J. Assayag : "Mais ils marchent... Religion, maladie et thérapie en Asie du Sud". En l'absence d'une définition unifiée des catégories nosologiques et de descriptions de la pathogénie qui fasse consensus dans la culture populaire du sud de l'Inde, l'observation du culte d'un saint musulman dans le Karnataka (l'intercesseur local d'Allah) montre comment la maladie et l'infortune sont entremélées, et comment la religion et la thérapie se superposent. Les personnes "affectées" tournent autour de la tombe du saint, ce qui les plonge dans une transe et les prépare à l'exorcisme. C'est l'organisation structurelle et psycho-dynamique d'un "complexe culturel" qui relie la Terre et le Ciel qui rend cet acte efficace: en extériorisant ainsi périodiquement leurs démons et en symbolisant leur dissociation psychique, les personnes malades et "affectées" sont réintégrées dans la famille, le lignage ou la communauté. (traduction AD).

F. Rollier: "Les possédés de Murugmalla : de la faille à la faute, une expérience du sujet". A Murugmalla (Karnataka), les possédés rentrent en transe autour du tombeau (dargah) d'un saint de l'Islam. Au-delà de la personne sociale, y a-t-il une place pour un Sujet entre le moment de l'apparition des symptômes et de l'angoisse, leur reconnaissance comme Possession, l'invitation à la Transe (Tawaff) et l'initiation religieuse comme fin de culte? Devenu objet de jouissance de l'Autre qui l'habite, le possédé est prié de tourner rond et il s'essaye à mettre au pas ses démons convoqués devant le tombeau du Père. Ainsi, le dargah est une "porte ouverte"... sur l'univers symbolique, la transe une expérience de langage et c'est par la nomination que le mal être trouvera un sens, faisant transiter le Sujet de l'expériene de la faille ... à la révélation de la faute. Qu'advient-il alors de la dette des vivants envers les morts ? et s'il y a guérison à Murugmalla, quel en est le prix ?

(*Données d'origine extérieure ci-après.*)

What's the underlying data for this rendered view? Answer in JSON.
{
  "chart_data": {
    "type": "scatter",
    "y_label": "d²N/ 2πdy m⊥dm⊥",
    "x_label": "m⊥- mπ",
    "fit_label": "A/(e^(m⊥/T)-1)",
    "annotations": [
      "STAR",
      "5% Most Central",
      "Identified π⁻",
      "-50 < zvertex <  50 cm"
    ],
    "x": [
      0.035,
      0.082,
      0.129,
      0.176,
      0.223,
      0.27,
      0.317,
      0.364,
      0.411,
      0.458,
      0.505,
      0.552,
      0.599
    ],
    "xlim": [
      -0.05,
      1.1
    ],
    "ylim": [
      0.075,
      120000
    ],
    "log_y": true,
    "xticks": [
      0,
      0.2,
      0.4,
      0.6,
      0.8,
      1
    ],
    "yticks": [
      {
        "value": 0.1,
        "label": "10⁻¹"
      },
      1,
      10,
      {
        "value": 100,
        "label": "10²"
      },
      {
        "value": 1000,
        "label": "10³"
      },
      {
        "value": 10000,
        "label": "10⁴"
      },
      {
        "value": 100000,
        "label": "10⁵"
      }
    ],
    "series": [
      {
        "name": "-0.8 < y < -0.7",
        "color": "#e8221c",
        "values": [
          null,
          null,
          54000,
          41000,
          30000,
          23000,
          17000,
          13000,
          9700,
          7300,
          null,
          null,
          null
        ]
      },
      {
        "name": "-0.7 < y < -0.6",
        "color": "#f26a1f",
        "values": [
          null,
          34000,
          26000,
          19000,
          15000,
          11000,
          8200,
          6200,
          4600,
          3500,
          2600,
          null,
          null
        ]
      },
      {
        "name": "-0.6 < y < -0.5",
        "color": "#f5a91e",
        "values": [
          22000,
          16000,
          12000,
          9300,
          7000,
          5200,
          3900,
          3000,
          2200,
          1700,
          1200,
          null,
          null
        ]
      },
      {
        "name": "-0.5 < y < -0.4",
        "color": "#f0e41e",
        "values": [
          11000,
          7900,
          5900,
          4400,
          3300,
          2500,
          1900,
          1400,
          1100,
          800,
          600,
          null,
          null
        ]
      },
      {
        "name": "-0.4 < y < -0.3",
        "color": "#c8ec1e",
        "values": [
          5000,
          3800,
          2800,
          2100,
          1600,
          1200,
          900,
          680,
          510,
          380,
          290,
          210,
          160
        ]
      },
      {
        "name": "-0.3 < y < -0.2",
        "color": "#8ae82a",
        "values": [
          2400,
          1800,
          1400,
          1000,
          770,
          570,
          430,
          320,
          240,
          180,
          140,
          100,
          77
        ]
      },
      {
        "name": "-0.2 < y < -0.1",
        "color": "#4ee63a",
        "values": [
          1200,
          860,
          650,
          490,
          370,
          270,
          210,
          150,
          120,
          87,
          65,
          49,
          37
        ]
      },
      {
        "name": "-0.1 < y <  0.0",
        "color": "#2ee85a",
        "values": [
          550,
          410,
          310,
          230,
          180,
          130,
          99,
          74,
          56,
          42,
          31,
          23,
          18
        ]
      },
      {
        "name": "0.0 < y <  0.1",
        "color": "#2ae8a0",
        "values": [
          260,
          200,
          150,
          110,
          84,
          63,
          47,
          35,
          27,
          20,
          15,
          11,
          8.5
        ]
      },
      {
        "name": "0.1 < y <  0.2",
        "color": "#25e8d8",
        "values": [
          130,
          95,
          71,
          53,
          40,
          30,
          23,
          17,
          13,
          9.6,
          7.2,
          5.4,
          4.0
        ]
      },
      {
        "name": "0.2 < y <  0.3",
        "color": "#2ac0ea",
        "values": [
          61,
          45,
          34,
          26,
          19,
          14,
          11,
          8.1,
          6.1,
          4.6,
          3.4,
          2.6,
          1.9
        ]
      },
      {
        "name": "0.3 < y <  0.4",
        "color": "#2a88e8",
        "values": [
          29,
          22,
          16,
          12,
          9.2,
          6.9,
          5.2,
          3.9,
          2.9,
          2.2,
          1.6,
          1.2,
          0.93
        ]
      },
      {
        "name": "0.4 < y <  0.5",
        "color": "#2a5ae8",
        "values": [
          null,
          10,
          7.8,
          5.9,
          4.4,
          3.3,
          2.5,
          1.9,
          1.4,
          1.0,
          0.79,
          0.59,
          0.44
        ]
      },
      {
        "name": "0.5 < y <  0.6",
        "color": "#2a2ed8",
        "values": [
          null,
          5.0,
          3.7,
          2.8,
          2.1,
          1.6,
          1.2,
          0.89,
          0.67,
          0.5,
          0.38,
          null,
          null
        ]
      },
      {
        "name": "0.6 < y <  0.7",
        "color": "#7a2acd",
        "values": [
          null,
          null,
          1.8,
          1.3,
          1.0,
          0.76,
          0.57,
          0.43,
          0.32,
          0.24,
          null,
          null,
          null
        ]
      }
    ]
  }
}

H. Malik : "Un Pir et les médiations thérapeutiques". Les Pir sont les mystiques musulmans qui jouent un rôle thérapeutique par la prière, mais aussi le diagnostic et la préparation d'amulettes. H. Malik montre comment au Punjab, les Pir dépassent le rôle défini par la lecture du Coran pour accomplir des pratiques rituelles définies par l'interaction avec les "personnes affectées".

L'approche proposée au cours de cette journée, reposant sur un double point de vue psychologique et ethnologique, a été développée en Asie depuis plusieurs années, notamment par Sudhir Kakar dans son ouvrage : "Shamans, mystics and doctors. A psychological inquiry into India and its healing traditions", Oxford University Press, 1982. Sudhir Kakar y analysait en parallèle trois "traditions":
- la tradition "locale", avec l'étude de cultes des saints musulmans, de divinités aux pouvoirs thérapeutiques et de shamans "tribaux" et tibétains,
- la tradition mystique, avec l'étude d'une secte, des techniques de soins tantriques et de pratiques religieuses et thérapeutiques qui s'apparentent au yoga,
- la tradition "médicale", avec l'étude des théories de l'Ayurvéda, et de la pratique psychiatrique d'un médecin indien.
Elle est fertile à plusieurs titres: en permettant de s'affranchir de la dichotomie "anthropologie religieuse / anthropologie de la maladie", en permettant d'envisager l'efficacité symbolique à son juste niveau, celui que veut ou peut lui accorder l'individu.